A few previously released games use the Amiibo figures in limited ways, and the New Nintendo 3DS, due out in North America next year, will have built-in Amiibo compatibility. For now, Super Smash Bros. on the Wii U is the prime showcase for Nintendo's new gadget. And it'll probably be a fun game, if the 3DS version is any indication. It has a likeable mix of Nintendo staples and more obscure characters (like Shulk from Xenoblade and the Duck Hunt Dog), and it shows Mega Man more affection than he's seen from Capcom in years. Even less popular games contribute trophies to the game. It's strange that the Ice Climbers aren't playable in the Wii U version, since director Masahiro Sakurai stated that they were removed from the game due to the limitations of the 3DS. Then again, Ice Climber was never a big priority for Nintendo.

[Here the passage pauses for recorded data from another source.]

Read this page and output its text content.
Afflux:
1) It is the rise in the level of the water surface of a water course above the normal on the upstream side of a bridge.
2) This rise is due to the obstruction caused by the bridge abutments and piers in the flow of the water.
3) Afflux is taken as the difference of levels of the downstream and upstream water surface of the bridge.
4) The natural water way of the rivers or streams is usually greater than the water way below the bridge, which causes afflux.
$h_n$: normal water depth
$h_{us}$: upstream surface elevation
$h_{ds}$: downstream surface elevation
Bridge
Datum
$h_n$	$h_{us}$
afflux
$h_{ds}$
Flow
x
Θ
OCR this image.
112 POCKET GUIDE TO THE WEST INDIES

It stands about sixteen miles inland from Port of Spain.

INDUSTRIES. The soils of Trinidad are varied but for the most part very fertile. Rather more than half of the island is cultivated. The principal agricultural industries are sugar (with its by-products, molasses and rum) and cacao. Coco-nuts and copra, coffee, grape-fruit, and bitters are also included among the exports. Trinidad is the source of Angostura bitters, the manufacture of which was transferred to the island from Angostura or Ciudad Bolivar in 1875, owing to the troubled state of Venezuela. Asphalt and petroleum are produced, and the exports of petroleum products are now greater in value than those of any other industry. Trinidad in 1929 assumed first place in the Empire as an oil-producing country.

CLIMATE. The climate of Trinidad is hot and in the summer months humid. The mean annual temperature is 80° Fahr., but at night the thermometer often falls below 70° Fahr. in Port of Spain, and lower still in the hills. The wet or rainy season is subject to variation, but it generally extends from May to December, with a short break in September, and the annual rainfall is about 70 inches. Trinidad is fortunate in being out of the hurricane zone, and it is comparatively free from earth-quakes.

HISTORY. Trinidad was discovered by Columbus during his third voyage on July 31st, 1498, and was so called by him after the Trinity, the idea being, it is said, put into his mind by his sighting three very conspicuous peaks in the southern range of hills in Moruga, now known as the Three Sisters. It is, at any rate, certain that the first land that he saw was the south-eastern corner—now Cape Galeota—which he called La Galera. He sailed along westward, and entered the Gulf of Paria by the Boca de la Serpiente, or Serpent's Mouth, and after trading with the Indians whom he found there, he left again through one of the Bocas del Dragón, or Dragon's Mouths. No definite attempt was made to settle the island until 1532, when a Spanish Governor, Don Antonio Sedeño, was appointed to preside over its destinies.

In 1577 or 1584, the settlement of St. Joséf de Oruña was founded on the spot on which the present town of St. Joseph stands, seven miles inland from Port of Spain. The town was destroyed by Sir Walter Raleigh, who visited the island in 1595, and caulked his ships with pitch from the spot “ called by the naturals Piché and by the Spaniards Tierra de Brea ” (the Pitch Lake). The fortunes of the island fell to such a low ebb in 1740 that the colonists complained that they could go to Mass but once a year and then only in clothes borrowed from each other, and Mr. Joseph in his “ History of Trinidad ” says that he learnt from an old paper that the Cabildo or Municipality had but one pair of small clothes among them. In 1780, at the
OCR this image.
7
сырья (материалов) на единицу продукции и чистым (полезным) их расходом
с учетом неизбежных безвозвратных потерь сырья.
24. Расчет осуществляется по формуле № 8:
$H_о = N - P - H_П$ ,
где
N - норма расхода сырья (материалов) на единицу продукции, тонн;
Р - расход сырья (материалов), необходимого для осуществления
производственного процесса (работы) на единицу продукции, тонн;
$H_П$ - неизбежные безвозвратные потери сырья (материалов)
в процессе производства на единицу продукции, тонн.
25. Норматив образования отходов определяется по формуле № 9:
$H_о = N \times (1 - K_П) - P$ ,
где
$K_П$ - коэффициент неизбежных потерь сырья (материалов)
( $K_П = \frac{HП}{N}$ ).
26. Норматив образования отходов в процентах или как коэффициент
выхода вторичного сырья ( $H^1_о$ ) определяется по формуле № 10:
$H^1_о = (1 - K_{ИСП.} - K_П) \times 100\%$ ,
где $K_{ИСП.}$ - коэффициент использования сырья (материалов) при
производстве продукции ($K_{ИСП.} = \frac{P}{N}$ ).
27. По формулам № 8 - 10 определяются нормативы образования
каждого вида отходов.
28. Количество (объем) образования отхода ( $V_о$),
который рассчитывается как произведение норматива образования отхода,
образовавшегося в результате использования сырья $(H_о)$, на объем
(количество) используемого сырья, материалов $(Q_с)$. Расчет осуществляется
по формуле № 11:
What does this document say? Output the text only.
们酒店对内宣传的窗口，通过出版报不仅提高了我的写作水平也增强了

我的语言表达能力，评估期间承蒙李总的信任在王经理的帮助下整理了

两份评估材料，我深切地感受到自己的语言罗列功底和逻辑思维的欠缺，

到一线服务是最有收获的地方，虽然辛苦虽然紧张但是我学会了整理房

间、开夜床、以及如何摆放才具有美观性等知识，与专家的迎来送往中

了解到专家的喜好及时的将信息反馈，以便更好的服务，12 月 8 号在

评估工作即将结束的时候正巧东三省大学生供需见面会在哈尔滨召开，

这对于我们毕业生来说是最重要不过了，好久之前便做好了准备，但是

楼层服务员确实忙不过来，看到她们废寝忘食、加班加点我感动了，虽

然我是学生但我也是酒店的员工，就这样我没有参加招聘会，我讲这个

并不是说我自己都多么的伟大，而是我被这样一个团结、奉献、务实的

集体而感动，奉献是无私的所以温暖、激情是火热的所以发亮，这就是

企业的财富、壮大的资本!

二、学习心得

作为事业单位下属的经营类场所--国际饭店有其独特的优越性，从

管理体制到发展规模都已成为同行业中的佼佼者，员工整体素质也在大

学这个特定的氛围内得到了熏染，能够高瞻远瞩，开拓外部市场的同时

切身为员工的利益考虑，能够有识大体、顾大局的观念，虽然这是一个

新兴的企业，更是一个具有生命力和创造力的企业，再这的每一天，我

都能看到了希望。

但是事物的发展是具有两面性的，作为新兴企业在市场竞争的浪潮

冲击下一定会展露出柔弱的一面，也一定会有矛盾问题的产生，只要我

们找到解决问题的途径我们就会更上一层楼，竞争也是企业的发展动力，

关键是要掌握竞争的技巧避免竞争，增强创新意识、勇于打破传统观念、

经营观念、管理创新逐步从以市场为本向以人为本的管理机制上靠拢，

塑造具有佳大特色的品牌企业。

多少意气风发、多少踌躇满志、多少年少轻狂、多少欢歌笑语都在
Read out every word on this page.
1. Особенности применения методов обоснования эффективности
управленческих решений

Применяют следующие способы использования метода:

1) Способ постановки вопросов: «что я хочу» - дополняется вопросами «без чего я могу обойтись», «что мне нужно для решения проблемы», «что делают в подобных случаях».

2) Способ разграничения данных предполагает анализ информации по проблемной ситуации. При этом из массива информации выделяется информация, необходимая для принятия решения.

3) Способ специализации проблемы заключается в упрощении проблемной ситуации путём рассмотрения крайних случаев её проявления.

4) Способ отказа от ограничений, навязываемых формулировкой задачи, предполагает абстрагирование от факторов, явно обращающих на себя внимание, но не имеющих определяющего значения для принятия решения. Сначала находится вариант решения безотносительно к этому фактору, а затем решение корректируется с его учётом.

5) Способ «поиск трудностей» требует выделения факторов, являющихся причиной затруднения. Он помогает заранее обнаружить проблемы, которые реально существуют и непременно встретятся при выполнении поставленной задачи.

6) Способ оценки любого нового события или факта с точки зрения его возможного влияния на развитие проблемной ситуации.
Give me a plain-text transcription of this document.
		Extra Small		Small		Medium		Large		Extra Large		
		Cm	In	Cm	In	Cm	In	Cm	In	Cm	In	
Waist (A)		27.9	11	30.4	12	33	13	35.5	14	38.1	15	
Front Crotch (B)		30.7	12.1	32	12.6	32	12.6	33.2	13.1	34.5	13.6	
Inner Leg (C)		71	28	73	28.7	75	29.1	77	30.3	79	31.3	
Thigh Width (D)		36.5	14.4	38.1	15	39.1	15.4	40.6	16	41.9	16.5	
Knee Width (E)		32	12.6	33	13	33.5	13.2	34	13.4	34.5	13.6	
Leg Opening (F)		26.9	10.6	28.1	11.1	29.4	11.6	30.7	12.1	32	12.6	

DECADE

Dragon Age: Inquisition arrives on PCs, the PlayStation 3, the PlayStation 4, and the Xbox family. It positions the player's customized character as the head Inquisitor of a force tasked with stopping incursions from the bizarre and savage Fade dimension. BioWare promises a larger world, more player choices, and, of course, a whole bunch of allies for the player to control in battle and seduce by the campfire.
Adventure Time: The Secret of the Nameless Kingdom debuts on the 3DS, PlayStation 3, the Vita, the Xbox 360, and the PC. It's an overhead action game in the style of Explore the Dungeon Because I DON'T KNOW, and it sends Finn and Jake to new Ooo territories with new princesses. It's made by WayForward, who made Shantae and Mighty Switch Force and, uh, the previous Adventure Time games! It's also the first Adventure Time game without a wacky subtitle.
Far Cry 4 shows up in the usual places: PC, PlayStation 3, PlayStation 4, Xbox 360, and Xbox One. It drops players in the thick of a rebellion against an oppressive dictator in Nepal, where they can ride elephants when not engaging in the usual gunplay and close-range combat. You could always ride the gunnery-pachyderm in Metal Slug 3, but that's a bit more trouble.
If you want something genuinely different, keep an eye out for Never Alone, a puzzle-platformer where players control a girl and a fox seeking the source of a world-swallowing blizzard. It's based on Inupiaq legends, and its style is subtle and impressive. You can get it next Tuesday for PC, Xbox One, and PlayStation 4.
For those PlayStation 4 owners holding out for Akiba's Trip, the game arrives there after hitting the PlayStation 3 and Vita. It tells of vampires infesting Akihabara, with the player's only recourse being to beat them, strip them, and let the sunlight pacify them. Of course, a lot of these vampires happen to women…
Lastly, the PC version of Valkyria Chronicles is out right now on Steam. Its unique take on strategic RPGs led to a longer series with anime shows and sequels, but none of them had the same impact as the original (though, to be fair, Sega never localized the third game). If you've never bothered with it before, the first Valkyria Chronicles awaits on Steam for twenty bucks.